The big public service broadcasters, eg BBC, Sky, ITV all bend over backwards to be truthful, trustworthy & objective. The problem is that their idea of objectivity may be different to yours or mine.

These organisations are made up of people recruited disproportionately from a very limited range of backgrounds. They are younger, more urban, more liberal, more middle class and much better educated & informed than the general population. Their education is disproportionately in arts & humanities. There are very few journalists / editors/ producers with STEM degrees which is why most media science coverage is dumbed-down, innumerate & trivial. Many BBC people have never worked in the private sector, which is why they don’t understand how businesses work or why profit isn’t a swear word. Most political journalists have never had to make a big decision which affects the lives of anyone outside their own family, which is why they don’t understand the difficult choices & trade-offs politicians face when every major decision they make creates winners & losers. Most society journalists are so terrified of offending certain minority groups that they turn a blind eye to large scale abuses happening in plain sight, eg illegal sweatshops in Leicester, grooming gangs, FGM, forced marriage etc etc.

They are obsessed with ‘diversity’, but only in very narrow terms of ethnicity gender & sexuality. What about diversity of age? Social class? Education? Accent?

The mainstream media presents a worldview which, if you’re a young, liberal, London based graduate makes sense to you. If you’re a retired miner or steelworker or a struggling young mum in a minimum wage job in Mansfield or Middlesbrough it feels like they live on a different planet.

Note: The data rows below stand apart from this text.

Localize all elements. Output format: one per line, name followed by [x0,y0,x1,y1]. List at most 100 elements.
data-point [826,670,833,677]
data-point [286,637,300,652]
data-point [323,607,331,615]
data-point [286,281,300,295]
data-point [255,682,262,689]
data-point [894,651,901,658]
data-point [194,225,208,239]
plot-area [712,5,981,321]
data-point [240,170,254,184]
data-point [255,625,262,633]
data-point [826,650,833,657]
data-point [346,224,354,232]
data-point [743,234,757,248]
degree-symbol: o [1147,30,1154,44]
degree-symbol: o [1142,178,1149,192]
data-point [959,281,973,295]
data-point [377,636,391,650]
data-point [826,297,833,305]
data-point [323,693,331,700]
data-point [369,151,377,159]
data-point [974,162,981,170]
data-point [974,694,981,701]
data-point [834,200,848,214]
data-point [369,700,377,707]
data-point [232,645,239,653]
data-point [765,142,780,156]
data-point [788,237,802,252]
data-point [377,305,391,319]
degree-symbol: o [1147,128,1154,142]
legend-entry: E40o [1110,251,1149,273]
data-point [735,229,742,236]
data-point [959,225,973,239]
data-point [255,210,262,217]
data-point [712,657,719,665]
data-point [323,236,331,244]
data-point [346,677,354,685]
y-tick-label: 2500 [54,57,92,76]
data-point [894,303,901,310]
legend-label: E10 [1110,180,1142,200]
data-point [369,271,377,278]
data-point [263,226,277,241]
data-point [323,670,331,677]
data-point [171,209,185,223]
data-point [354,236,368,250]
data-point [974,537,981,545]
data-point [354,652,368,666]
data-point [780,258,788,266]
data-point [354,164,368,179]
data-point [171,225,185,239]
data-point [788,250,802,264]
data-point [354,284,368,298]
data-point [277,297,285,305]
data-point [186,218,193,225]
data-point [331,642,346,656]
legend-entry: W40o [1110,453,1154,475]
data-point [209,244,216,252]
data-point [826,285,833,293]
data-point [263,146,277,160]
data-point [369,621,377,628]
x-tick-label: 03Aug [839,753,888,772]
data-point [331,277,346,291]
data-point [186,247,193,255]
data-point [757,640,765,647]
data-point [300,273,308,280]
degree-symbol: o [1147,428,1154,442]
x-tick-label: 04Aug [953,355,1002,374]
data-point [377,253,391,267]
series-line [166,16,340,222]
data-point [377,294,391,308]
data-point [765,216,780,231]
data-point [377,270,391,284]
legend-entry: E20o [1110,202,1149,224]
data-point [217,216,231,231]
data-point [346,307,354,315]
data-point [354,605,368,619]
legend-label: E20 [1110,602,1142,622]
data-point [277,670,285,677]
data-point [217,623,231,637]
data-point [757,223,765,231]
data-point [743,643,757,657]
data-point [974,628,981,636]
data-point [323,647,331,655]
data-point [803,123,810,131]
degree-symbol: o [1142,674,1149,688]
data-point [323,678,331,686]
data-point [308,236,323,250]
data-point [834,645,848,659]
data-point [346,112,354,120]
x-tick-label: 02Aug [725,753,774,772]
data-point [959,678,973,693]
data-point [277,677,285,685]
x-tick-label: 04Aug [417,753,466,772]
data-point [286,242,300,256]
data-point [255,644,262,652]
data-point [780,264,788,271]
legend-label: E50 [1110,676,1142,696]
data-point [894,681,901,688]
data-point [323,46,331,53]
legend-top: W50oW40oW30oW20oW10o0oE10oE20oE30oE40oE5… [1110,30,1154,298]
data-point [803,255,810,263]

Mightymoog · 11/04/2025 15:31

@SpottedDonkey
"
"They are obsessed with ‘diversity’, but only in very narrow terms of ethnicity gender & sexuality. What about diversity of age? Social class? Education? Accent?"

you make a very good point there; I've never really thought of it in those terms

user109876543 · 11/04/2025 15:45

Mightymoog · 11/04/2025 15:18

and those of us that have concluded the MSM news is not a trustworthy source would be tolerant of people that we may privately think are very naiive and a bit thick. maybe try that attitude?

Sure. You can do what you want, that's the point. I happen to think it's a foolish perspective that I don't respect and don't see why I should pretend to in the name of 'tolerance'. I'm not implying you're not free to hold whatever opinion you want, whether it's that I'm thick or naive or made of cheese, I really don't care.

I do think it's a shame when ill-informed people vote, but it's your legal right.